PCIe interfaces give SSDs are real performance boost. It’s easy to scale that performance immediately by adding PCIe lanes—unlike the SAS and SATA disk-interface specs, SSD vendors need not wait for the next, faster release of the PCIe spec to go faster. However, server and PC hosts don’t yet automatically see PCIe-attached SSDs as storage devices and so vendors must offer drivers to fill the gap. Not all drivers are created equal, which complicates matters for system integrators.

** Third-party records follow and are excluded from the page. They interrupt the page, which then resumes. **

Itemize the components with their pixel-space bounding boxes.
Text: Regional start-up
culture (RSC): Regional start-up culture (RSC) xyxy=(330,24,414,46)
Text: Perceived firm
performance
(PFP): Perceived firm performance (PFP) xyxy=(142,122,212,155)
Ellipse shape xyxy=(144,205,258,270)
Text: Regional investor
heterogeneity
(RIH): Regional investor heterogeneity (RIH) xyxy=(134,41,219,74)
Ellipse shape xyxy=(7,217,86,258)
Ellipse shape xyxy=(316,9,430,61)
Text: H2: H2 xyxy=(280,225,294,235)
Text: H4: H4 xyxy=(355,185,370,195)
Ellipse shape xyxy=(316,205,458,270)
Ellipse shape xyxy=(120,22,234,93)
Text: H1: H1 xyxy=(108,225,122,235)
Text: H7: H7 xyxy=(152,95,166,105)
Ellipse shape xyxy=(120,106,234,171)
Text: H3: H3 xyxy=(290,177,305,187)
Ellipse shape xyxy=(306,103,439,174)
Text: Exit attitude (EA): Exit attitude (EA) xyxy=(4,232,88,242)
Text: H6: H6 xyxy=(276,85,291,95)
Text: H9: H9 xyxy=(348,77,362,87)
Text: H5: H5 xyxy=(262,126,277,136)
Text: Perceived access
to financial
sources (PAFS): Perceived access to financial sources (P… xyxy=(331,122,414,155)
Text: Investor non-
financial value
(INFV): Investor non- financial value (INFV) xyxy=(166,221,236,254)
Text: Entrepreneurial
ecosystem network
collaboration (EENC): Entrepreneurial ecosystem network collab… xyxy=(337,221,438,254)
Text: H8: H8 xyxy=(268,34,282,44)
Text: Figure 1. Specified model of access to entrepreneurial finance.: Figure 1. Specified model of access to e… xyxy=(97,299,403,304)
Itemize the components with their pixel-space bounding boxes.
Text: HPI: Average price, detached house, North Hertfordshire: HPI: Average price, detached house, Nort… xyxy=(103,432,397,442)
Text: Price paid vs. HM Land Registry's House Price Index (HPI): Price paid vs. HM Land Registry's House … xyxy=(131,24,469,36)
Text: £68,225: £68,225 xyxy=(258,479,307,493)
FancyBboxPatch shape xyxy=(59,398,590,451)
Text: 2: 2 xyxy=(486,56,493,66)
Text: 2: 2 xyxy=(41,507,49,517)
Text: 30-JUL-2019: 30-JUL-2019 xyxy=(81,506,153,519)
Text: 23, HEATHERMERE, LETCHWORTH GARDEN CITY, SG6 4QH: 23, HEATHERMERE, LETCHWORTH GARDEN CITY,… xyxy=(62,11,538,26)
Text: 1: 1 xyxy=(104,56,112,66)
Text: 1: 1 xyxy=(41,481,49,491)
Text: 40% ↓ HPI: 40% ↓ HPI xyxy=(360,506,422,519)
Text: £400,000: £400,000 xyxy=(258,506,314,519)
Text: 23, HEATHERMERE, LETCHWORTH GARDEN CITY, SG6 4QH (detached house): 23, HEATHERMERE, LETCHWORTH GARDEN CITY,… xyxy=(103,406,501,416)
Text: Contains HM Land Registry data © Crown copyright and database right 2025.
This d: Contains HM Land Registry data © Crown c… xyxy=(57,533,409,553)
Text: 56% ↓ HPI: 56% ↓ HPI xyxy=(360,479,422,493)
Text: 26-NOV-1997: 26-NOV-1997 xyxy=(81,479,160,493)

The Solid-State Storage Initiative technical group, part of SNIA (the Storage Networking Industry Association), plans to alleviate this potential interoperability problem. A task force has been set up to address these incompatibility challenges. Task force member companies include a collection of the leading drive and system vendors:
- Agilent
- Allion
- Apacer
- Calypso
- Cisco
- CLabs
- Corsair
- Coughlin Associates
- Dell
- eTron
- Fusion-io
- HDS
- HP
- HGST
- Huawei
- Intel
- Lecroy
- Lenovo
- Lotes
- LSI
- Marvell
- Micron
- Molex
- Mushkin
- Objective Analysis
- OCZ
- Oracle
- Phison
- Renesas
- Samsung
- SanDisk
- Seagate
- SMART Storage
- STEC
- Taejin
- Tektronix
- TMS
- Toshiba
- Tyco
- Unigen
- Viking
- Virident
- Western Digital
While the past picture of PCIe-attached SSDs relied on proprietary driver stacks, the NVMe Spec from nvmexpress.org and the SOP & PQI Standards from T10 look to reconcile vendor-unique aspects. This SNIA effort looks to me to be not an interface specification group, but rather an educational outreach to the user community on best practices and such. I’m assuming they’ll suggest adoption of products compliant to NVMe, SOP/PQI, or both.